Now, let's consider a short list of data:

In [None]:
data = [2,5,7,3]

And from this data, let's construct odd numbers from each element of the list using the operation:

    2*x + 1

In [None]:
%time odd_data = [inc(dbl(x)) for x in data]
odd_data

And, finally, let's sum up these values using Python's `sum` method:

In [None]:
%time sum_odds = sum(odd_data)
sum_odds

#### Notice!

Since `Delayed` objects can be added (`+`), the standard Python `sum` function operates on `Delayed` objects, too!**

#### What does this Task Graph look like?

In [None]:
sum_odds.visualize()

#### Notice!

The `_inner` functions are added to the graph automatically so that Dask can apply the `sum` operation on the `Delayed` object elements.

## How long will this take to compute with 2 workers?

#### Multi-Threading:

In [None]:
%time sum_odds.compute(scheduler='threads', num_workers=2)

#### Multi-Processing:

In [None]:
%time sum_odds.compute(scheduler='multiprocessing', num_workers=2)

## Did you guess correctly?  Was it obvious?

If it was not obvious, what might you do to "clean up" the Task Graph?

> #### TIP:
> 
> Make sure all of your "substantial" functions are `delayed`!

In [None]:
delayed_sum = dask.delayed(sum)

In [None]:
%time delayed_sum_odds = delayed_sum(odd_data)
delayed_sum_odds

In [None]:
delayed_sum_odds.visualize()

#### Multi-Threading with 2 Workers:

In [None]:
%time delayed_sum_odds.compute(scheduler='threads', num_workers=2)
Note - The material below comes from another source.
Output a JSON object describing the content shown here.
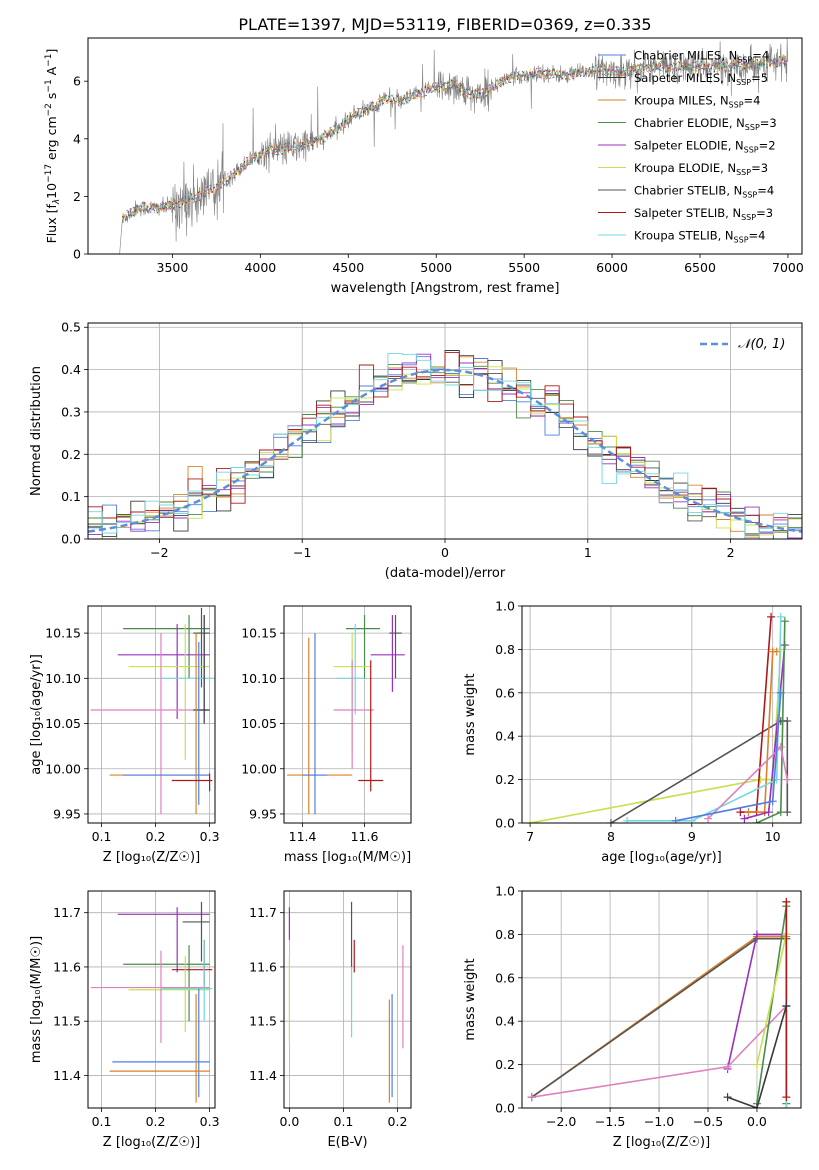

#### Multi-Processing with 2 Workers:

In [None]:
%time delayed_sum_odds.compute(scheduler='multiprocessing', num_workers=2)

## Now, let's scale up!

#### Multi-Threading with 4 Workers:

In [None]:
%time delayed_sum_odds.compute(scheduler='threads', num_workers=4)

#### Multi-Processing with 4 Workers:

In [None]:
%time delayed_sum_odds.compute(scheduler='multiprocessing', num_workers=4)

You can see that the 4 independent `dbl`/`inc` operations are parallelized, with each parallel thread/process taking 2 seconds to operate.  (The `sum` function does not have a `time` call in it, so it happens very quickly.)